9. Tag: La Azulita – Sierra La Culata
Die Umgebung des Dorfes La Azulita ist
ein idealer Ort zum Beobachten andiner
Vogel- und Pfanzenarten in einem der
wenigen noch erhaltenen Nebelwaldgebiete der Sierra La Culata. Baumfarne gehören zum typischen Erscheinungsbild.
Auffallend ist auch der große Reichtum
an epiphytischen Bromelien und
Orchideen. An Vögeln kommen hier Kolibri-
und Tangarenarten, Andenguan,
Rotkopfsittich und Kammtrogon vor. Abgerundet
wird der Tag durch den Besuch
von Jaji, einem kolonialen Andendorf
und einer ehemaligen Kaffeehacienda.
10. Tag: Sierra La Culata – Páramo
Fahrt in das Andenhochland, das hier
in vielen Bereichen von den seltsamen
Schopfblumen des Páramo dominiert
wird, den Espeletien. Am höchsten Punkt
der Transandina liegen die Gletscherseen
Laguna Mucubaji und Laguna Negra.
Weiter bergan fahren Sie auf 4.200 Meter
zum Adlerpass. In der skurrilen Landschaft
wachsen die für die Páramo-Vegetation
typischen Frailejones hier bis zu
drei Meter hoch und der Blick verliert sich
im scheinbar endlosen Hochgebirge.
11. Tag: Fahrt in die Llanos
Am Vormittag erkunden Sie auf einer kleinen Wanderung die Umgebung Altamiras.

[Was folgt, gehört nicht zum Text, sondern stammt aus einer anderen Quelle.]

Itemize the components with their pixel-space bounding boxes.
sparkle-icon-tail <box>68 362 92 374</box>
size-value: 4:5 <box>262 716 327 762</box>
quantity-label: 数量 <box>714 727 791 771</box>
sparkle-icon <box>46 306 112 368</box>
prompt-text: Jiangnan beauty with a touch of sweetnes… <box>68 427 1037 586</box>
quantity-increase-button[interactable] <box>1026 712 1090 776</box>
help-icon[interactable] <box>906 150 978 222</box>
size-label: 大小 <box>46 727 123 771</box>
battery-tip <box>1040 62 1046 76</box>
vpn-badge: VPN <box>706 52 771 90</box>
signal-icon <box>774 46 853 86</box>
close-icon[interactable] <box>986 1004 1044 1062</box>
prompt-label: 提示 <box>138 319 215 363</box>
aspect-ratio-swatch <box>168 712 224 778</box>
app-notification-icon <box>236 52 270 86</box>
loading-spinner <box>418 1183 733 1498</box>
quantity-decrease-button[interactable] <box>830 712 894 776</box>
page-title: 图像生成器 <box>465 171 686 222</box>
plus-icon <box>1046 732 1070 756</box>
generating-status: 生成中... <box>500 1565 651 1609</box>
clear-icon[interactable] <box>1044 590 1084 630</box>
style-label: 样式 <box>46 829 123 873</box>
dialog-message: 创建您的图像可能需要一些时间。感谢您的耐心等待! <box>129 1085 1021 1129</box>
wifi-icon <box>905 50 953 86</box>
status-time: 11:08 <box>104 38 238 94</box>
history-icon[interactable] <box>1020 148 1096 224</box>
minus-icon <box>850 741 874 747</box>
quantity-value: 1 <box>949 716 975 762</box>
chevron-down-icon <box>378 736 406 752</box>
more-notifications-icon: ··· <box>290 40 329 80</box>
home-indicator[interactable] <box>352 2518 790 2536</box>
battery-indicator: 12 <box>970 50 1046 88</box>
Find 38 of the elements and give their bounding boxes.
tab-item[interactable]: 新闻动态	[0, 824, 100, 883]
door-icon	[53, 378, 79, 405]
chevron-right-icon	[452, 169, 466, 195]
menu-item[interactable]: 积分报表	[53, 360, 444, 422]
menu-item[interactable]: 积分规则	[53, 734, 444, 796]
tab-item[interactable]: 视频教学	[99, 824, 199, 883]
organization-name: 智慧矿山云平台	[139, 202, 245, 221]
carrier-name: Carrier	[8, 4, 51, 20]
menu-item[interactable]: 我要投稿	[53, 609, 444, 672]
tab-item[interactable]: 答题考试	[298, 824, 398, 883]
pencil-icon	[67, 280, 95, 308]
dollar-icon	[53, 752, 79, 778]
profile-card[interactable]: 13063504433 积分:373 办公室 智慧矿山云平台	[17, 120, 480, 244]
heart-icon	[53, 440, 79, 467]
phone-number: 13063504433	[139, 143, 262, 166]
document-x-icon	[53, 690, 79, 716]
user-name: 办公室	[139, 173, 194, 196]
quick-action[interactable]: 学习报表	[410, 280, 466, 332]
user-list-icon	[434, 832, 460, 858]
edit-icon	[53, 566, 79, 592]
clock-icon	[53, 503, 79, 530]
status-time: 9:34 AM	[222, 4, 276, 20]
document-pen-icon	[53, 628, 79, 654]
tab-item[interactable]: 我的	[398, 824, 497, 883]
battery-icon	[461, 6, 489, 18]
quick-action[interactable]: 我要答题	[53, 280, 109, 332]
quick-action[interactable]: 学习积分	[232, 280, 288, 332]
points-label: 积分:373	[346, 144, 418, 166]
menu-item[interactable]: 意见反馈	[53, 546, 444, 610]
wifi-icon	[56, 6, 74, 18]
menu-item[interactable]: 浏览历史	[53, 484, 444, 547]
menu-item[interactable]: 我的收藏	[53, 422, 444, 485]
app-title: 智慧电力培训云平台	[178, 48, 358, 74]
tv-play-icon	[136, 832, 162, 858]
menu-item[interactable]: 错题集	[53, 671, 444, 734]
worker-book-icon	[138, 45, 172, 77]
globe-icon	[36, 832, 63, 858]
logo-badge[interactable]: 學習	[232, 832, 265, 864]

Anschliessend Fahrt in die Llanos. Gegen späten Mittag erreichen Sie
das Hato El Cedral. Die Rinderfarm liegt in den weiten Grasländern und
Savannen der zentral-venezolanischen Llanos.
Diese präsentieren sich
sehr wechselhaft: Wenn mit der beginnenden Regenzeit im Mai/Juni die Flüsse überquellen,
stehen ihre weiten Ebenen bald unter Wasser. Im Oktober beginnt
dann eine lange Trockenperiode, in der sich die Tiere mehr und mehr an
den verbleibenden
Wasserstellen konzentrieren. In dieser für Tierbeobachtungen optimalen
Zeit liegen die Reisetermine.
12./13. Tag: Llanos
Ganztägige Erforschung der Tier- und Pflanzenwelt von Hato El
Cedral zu
Fuß, mit Boot und Lkw. Diese Rinderfarm entwickelte sich dank der intensiven
Schutzbemühungen der Eigentümer zu einem wahren Tierparadies.
Zu
den hier am häufigsten beobachteten Tieren zählen Wasserschweine,
die größten Nagetiere der Welt, Anakondas, Brillenkaimane, Schienenschildkröten,
Amazonasdelphine und Grüne Leguane, Weißwedelhirsche und Rote Brüllaffen.
Außerdem gibt es Graufüchse, Gürteltiere, Große Ameisenbären
und Tamanduas, Jaguare und Krabbenwaschbären.
Bemerkenswert ist der enorme
Artenreichtum der Vogelwelt. Neben verschiedenen Reihern, Eisvögeln und
Ibissen kommen hier auch Jabirus, Hellrote Aras, Waldstörche, Rosalöffler,
Kanincheneulen, Hoatzins, Sonnen- und Cayennerallen vor.
14. Tag: Llanos– Caracas
Auch dieser Tag wird weitgehend auf dem Gelände von Hato El Cedral verbracht.
Erst am Nachmittag ist der Transfer nach Barinas mit anschließendem
Flug nach Caracas vorgesehen.
15. Tag: Caracas – Rückflug
Freizeit bis zum Transfer zum Rückflug.